Infinitely Losing My Edge
Yeah, I'm losing my edge.
I'm losing my edge.
The kids are coming up from behind.
I'm losing my edge.
I'm losing my edge to the kids from Djibouti and from Salvador.
But I was there.
I was there in 1971.
I was there at the first Big Star show in Memphis.
I'm losing my edge.
I'm losing my edge to the kids whose footsteps I hear when they get on the decks.
I'm losing my edge to the internet seekers who can tell me every member of every good group from 1969 to 1974.
I'm losing my edge.
To all the kids in Salvador and Stockholm.
I'm losing my edge to the art-school New York kids in little jackets and borrowed nostalgia for the unremembered nineties.
I'm losing my edge.
I'm losing my edge.
I can hear the footsteps every night on the decks.
But I was there.
I was there in 1979 at the first Second Layer practice in a loft in South London.
I was working on the oboe sounds with much patience.
I was there when Captain Beefheart started up his first band.
I told him, "Don't do it that way. You'll never make a dime."
I was there.
I was the first guy playing Rhythim Is Rhythim to the dance kids.
I played it at CBGB's.
Everybody thought I was crazy.
We all know.
I was there.
I was there.
I've never been wrong.
But I'm losing my edge to better-looking people with better ideas and more talent.
And they're actually really, really nice.
I'm losing my edge.
I heard you have a compilation of every good song ever done by anybody.
Every great song by Girls At Our Best!. All the underground hits.
All Skriet tracks. I heard you have a vinyl of every Alison Limerick record on German import.
I heard that you have a white label of every seminal techno hit - 1985, '86, '87.
I heard that you have a CD compilation of every good '50s cut and another box set from the '90s.
I hear you're buying a theremin and a mellotron and are throwing your macbook out the window because you want to make something real. You want to make a The Dave Clark Five record.
I hear that you and your band have sold your mellotron and bought an arpeggiator.
I hear that you and your band have sold your arpeggiator and bought a mellotron.
I hear everybody that you know is more relevant than everybody that I know.

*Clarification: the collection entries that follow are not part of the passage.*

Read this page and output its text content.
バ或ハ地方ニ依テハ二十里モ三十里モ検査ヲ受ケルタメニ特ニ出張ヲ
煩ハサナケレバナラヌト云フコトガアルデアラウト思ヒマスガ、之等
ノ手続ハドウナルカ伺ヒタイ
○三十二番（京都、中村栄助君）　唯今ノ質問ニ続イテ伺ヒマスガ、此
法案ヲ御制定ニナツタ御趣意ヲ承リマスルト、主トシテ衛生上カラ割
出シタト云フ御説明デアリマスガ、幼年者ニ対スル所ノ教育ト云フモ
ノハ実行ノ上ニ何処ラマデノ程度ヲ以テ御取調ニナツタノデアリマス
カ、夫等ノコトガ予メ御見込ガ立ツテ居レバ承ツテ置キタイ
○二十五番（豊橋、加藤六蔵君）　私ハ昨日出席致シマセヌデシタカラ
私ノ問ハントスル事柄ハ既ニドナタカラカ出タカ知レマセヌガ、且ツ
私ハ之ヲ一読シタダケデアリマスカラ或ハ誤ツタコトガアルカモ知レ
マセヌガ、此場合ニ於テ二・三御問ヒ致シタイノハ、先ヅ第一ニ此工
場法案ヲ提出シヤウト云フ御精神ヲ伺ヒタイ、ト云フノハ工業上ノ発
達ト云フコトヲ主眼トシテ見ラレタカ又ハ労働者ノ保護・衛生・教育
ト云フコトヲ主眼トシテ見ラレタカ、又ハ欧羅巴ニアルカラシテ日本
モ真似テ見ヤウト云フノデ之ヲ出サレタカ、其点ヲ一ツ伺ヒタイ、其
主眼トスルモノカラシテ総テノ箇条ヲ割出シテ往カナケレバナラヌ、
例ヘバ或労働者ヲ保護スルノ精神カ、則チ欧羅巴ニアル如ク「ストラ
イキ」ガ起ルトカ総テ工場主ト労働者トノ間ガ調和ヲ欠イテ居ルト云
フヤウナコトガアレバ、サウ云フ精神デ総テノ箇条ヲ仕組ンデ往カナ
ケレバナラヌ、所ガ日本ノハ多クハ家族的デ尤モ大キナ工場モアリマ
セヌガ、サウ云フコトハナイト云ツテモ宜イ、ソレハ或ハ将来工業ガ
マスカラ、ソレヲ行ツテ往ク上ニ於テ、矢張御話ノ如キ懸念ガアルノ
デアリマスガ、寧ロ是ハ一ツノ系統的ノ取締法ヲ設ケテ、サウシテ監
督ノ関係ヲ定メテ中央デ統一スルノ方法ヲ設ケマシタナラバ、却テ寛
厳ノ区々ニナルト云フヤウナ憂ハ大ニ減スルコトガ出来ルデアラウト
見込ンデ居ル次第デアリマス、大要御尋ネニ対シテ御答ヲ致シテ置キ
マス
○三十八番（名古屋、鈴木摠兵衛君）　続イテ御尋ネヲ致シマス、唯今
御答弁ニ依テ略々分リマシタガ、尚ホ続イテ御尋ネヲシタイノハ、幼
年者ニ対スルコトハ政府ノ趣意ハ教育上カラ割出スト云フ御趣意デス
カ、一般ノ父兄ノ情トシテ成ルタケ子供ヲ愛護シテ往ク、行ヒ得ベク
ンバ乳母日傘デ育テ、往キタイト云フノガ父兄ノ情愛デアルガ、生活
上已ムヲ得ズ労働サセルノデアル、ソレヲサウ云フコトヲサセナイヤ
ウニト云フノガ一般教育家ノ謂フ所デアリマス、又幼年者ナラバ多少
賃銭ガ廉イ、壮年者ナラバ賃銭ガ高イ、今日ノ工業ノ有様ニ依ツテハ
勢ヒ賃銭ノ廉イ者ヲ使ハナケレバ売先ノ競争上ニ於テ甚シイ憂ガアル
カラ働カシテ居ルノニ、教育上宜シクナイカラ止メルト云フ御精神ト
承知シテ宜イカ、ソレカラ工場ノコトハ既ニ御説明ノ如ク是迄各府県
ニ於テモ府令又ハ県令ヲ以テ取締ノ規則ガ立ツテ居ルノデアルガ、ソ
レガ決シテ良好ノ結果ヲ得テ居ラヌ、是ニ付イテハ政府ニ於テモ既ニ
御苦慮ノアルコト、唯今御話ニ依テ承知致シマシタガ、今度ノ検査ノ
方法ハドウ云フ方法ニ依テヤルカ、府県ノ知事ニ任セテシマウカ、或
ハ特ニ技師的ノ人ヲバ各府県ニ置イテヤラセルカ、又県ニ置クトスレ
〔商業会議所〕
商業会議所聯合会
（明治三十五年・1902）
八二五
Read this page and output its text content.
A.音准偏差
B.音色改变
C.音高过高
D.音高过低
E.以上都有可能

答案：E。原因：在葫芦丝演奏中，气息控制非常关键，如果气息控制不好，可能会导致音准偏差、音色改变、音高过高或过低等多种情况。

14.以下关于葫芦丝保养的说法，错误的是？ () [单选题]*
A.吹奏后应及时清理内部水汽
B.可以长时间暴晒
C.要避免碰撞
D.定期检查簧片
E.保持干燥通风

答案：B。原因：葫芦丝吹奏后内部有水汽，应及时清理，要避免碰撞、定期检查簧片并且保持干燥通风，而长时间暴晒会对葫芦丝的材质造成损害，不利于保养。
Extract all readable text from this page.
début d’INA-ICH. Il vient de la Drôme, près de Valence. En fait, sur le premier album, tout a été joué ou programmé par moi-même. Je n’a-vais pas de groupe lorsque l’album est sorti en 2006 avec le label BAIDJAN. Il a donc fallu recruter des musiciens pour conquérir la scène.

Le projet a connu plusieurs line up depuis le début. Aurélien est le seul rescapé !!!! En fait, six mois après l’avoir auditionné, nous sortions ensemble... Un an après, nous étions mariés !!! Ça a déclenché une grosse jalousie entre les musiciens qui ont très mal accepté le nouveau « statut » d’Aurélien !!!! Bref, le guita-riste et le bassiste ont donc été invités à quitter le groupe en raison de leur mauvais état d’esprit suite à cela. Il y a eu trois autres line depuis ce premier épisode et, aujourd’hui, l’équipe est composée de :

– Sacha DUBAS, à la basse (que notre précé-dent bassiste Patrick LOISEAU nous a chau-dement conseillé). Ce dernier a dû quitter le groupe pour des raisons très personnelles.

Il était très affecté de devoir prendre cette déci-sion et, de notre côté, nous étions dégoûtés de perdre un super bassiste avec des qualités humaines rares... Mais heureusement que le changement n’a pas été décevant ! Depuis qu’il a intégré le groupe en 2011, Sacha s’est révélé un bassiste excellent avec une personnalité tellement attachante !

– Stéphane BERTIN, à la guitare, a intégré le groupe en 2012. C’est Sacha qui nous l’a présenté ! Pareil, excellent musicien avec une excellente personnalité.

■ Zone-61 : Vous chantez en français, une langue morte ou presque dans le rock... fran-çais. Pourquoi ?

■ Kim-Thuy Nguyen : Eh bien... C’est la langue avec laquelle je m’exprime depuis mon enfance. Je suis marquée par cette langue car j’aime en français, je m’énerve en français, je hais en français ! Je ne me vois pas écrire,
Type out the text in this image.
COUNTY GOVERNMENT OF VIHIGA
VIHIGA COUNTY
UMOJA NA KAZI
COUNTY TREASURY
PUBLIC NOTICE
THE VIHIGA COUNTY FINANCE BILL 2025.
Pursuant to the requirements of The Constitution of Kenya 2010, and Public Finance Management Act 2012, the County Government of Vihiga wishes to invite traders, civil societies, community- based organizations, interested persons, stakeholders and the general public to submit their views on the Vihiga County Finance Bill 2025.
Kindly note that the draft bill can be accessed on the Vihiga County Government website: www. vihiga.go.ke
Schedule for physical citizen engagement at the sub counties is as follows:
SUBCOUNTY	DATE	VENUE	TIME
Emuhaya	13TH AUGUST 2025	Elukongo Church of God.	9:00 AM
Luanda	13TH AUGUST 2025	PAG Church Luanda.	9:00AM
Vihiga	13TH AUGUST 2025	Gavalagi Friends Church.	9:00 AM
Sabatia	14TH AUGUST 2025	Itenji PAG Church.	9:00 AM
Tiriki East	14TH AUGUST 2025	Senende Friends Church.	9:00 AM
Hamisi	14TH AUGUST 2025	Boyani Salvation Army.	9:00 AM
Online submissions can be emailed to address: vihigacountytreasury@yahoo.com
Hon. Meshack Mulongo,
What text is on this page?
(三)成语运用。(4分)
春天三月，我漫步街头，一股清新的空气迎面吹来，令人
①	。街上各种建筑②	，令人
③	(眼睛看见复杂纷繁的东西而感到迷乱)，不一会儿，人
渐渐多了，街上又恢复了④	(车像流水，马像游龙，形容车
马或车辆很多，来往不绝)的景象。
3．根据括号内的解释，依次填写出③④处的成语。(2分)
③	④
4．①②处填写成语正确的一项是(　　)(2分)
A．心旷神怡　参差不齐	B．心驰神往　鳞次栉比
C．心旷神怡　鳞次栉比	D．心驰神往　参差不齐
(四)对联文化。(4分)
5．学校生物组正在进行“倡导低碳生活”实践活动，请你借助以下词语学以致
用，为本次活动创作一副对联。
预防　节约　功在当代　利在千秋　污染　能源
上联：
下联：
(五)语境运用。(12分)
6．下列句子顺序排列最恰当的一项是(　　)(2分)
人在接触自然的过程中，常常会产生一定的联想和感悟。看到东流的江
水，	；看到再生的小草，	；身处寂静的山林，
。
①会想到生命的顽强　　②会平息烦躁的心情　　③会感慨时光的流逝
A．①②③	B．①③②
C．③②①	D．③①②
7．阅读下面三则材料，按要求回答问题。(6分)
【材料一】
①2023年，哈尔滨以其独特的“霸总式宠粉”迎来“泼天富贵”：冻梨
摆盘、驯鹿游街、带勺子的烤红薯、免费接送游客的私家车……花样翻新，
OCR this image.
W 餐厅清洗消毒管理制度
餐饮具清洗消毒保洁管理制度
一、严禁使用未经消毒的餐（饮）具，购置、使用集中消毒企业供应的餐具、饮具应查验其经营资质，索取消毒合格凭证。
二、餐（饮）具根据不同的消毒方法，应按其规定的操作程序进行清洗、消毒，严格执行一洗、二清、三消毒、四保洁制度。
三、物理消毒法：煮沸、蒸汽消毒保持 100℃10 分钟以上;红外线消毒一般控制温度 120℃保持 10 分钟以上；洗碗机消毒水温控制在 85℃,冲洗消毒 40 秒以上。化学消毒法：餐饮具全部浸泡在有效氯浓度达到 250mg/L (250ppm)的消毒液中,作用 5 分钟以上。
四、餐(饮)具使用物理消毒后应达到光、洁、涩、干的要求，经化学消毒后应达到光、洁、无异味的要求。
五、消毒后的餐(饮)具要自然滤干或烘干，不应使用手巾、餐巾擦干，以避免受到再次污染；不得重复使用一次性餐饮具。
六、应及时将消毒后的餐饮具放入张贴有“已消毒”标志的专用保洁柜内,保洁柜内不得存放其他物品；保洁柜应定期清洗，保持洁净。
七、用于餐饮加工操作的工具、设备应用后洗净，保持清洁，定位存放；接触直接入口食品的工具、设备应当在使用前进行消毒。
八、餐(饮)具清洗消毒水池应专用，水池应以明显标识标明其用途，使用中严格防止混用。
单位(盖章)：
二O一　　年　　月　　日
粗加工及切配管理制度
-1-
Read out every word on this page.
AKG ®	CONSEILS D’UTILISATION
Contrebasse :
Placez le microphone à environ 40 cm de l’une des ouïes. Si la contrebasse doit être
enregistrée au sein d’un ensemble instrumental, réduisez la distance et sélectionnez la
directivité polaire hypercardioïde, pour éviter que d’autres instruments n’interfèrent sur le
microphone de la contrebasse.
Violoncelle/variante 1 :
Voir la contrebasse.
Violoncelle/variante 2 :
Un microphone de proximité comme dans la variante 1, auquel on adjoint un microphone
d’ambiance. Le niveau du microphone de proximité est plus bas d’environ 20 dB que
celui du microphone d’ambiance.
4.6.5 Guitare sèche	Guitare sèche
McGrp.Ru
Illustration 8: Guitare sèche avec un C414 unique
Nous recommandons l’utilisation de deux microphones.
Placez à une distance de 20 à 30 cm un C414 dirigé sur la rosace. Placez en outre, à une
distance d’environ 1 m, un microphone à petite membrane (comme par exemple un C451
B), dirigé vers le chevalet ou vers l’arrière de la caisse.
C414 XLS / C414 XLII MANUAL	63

But have you seen my records?
Colin Newman,
Funkadelic,
Peter & Gordon,
Dawn Penn,
Slick Rick,
Soul II Soul,
Bill Wells,
Quantec,
Massinfluence,
The Durutti Column,
Unrelated Segments,
Metal Thangz,
Lizzy Mercier Descloux,
Ohio Players,
The Real Kids,
Gil Scott Heron,
One Last Wish,
Selector Dub Narcotic,
Pylon,
Sarah Menescal,
John Lydon,
Shuggie Otis,
Vainqueur,
Masta Ace, Craig G, Kool G Rap, Big Daddy Kane,
Moby Grape,
Minutemen,
Sight & Sound,
Wally Richardson,
Angry Samoans,
The Tremeloes,
The Modern Lovers,
World's Most,
Dorothy Ashby,
Lungfish,
Gang of Four,
kango's stein massive,
Desert Stars,
Curtis Mayfield,
Echo & the Bunnymen,
Flipper,
The Index,
Gerry Rafferty,
Country Joe & The Fish,
Joey Negro,
the Human League,
Sam Rivers,
Henry Cow,
Second Layer,
Andrew Ashong & Theo Parrish,
Notorious Big And Bone Thugs,
Shoche,
Sun Ra Arkestra,
Sugar Minott,
Khruangbin,
Roger Hodgson,
ABBA,
Todd Terry,
Sandy B,
Sticky Fingaz feat. Raekwon,
Yaz,
Grandmaster Flash,
Sonic Youth, Sonic Youth, Sonic Youth, Sonic Youth.
You don't know what you really want.
You don't know what you really want.
You don't know what you really want.
You don't know what you really want.
You don't know what you really want.
You don't know what you really want.
You don't know what you really want.
You don't know what you really want.
You don't know what you really want.
You don't know what you really want.
You don't know what you really want.
You don't know what you really want.
You don't know what you really want.
You don't know what you really want.
You don't know what you really want.